GAIA
- Discipline: Environmental science, sustainability science
- Language: English, German
- Edited by: Gaia Association

Publication details
- History: 1992–present
- Publisher: oekom verlag
- Frequency: Quarterly
- Open access: Yes
- License: Creative-Commons-licence 4.0 Attribution
- Impact factor: 1.875 (2019)

Standard abbreviations
- ISO 4: GAIA

Indexing
- ISSN: 0940-5550
- LCCN: 94640130
- OCLC no.: 57378075

Links
- Journal homepage; Online access at IngentaConnect; Online archive;

= GAIA (journal) =

GAIA: Ecological Perspectives for Science and Society (Gaia: Ökologische Perspektiven für Wissenschaft und Gesellschaft) is a peer-reviewed academic journal established in 1992. Its main focus is on inter- and transdisciplinary research on and for sustainability transformations. Since 2001 it is published by oekom verlag. Articles are in English and German. The current editor-in-chief is Irmi Seidl (Swiss Federal Institute for Forest, Snow and Landscape Research WSL, Birmensdorf, CH).
GAIA follows the Green Road to Open Access: Authors can archive their article for free public use on personal websites and/or in any open access repository immediately after publication (no embargo period).
Authors retain copyright: All articles are published under the terms of the Creative Commons Attribution license CC BY 4.0.
Additionally, GAIA offers GAIA Hybrid Option: With this option authors can publish their articles with full open access against a basic charge.

== Sections ==

The journal contains the following sections:

- Magazine: reporting on ongoing environmental and sustainability research, environmental policy, and research promotion
- Forum: original papers, including essays, expressions of opinion, and reactions to articles that have appeared in recent issues
- Research: original scientific articles about environmental and sustainability research
- Books: reviews of new publications

== Masters Student Paper Award ==
In 2014 the GAIA Masters Student Paper Award was established. It recognizes outstanding results from young scientists in the field of environmental and sustainability research. The prize is awarded in cooperation with the Selbach-Umwelt-Stiftung and Dialogik gGmbH.
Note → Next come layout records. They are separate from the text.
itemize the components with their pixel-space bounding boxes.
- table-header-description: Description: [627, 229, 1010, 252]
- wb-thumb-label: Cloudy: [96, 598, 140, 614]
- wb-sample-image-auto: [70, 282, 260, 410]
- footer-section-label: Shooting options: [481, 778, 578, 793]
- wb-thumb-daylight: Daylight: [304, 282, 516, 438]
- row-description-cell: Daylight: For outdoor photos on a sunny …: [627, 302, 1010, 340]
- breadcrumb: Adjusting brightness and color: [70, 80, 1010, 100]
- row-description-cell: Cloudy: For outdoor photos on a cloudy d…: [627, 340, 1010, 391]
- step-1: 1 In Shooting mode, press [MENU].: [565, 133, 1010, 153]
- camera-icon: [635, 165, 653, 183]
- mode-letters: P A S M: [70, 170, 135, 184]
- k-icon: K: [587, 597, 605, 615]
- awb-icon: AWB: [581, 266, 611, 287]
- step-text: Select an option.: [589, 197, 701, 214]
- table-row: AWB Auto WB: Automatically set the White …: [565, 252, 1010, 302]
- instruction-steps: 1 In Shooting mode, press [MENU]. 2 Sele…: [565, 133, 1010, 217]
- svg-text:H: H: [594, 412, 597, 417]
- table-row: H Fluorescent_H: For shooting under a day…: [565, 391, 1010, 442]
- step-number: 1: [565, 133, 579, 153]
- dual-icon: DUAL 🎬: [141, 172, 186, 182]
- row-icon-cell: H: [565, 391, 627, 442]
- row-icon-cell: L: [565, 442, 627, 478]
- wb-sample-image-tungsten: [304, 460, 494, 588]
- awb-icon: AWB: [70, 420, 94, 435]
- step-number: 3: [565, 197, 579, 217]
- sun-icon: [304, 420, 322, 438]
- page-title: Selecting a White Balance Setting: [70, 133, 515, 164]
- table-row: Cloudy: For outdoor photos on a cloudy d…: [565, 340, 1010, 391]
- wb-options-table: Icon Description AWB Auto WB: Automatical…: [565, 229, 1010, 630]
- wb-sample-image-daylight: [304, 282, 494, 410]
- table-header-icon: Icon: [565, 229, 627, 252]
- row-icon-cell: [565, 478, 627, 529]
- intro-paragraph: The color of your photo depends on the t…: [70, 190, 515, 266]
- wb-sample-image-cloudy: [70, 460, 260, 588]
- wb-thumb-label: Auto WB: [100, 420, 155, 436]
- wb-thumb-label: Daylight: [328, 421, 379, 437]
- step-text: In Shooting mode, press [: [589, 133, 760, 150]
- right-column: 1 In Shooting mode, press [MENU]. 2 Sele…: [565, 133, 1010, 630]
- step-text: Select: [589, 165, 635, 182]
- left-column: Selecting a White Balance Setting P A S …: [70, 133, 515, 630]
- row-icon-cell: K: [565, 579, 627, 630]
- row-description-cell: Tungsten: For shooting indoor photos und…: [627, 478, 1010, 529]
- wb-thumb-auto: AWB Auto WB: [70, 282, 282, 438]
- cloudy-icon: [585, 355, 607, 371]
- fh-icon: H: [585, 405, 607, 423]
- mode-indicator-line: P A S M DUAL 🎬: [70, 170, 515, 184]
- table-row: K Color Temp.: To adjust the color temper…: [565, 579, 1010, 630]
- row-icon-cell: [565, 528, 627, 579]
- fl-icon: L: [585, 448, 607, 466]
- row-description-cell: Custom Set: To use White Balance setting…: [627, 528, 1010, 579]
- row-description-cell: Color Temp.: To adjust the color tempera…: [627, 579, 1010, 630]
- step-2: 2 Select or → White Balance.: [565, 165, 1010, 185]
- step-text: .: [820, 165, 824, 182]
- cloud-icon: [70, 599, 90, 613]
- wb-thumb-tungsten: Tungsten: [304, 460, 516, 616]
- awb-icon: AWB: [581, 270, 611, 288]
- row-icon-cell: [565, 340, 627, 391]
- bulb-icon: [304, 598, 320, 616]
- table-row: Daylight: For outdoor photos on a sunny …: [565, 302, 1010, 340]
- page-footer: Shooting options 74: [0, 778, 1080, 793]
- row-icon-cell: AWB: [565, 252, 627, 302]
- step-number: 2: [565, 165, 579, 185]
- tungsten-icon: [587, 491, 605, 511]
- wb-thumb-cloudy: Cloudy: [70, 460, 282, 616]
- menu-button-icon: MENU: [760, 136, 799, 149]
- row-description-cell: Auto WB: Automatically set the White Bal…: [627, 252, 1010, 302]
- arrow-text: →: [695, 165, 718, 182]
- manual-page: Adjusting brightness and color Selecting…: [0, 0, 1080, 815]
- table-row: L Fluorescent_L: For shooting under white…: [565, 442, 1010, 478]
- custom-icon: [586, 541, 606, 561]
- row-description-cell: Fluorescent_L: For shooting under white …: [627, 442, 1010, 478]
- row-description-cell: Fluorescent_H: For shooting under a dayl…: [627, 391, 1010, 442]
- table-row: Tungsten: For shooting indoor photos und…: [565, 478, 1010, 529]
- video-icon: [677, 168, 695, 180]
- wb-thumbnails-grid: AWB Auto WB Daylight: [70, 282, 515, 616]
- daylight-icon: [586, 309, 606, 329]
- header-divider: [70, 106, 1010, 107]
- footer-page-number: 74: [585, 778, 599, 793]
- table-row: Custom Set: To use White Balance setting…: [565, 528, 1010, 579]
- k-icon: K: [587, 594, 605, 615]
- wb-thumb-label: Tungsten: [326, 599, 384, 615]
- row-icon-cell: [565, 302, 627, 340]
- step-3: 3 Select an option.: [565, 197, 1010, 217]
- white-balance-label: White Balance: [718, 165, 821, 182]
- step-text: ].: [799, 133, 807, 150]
== Abstracting and indexing ==
The journal is abstracted and indexed in:

- CAB Abstracts
- Cambridge Scientific Abstracts
- Current Contents/Social & Behavioral Science
- Current Contents/Agriculture, Biology & Environmental Sciences
- EBSCO databases
- GeoRef
- ProQuest databases
- Science Citation Index Expanded
- Scopus
- Social Sciences Citation Index

According to the Journal Citation Reports, the journal has a 2025 impact factor of 2.4.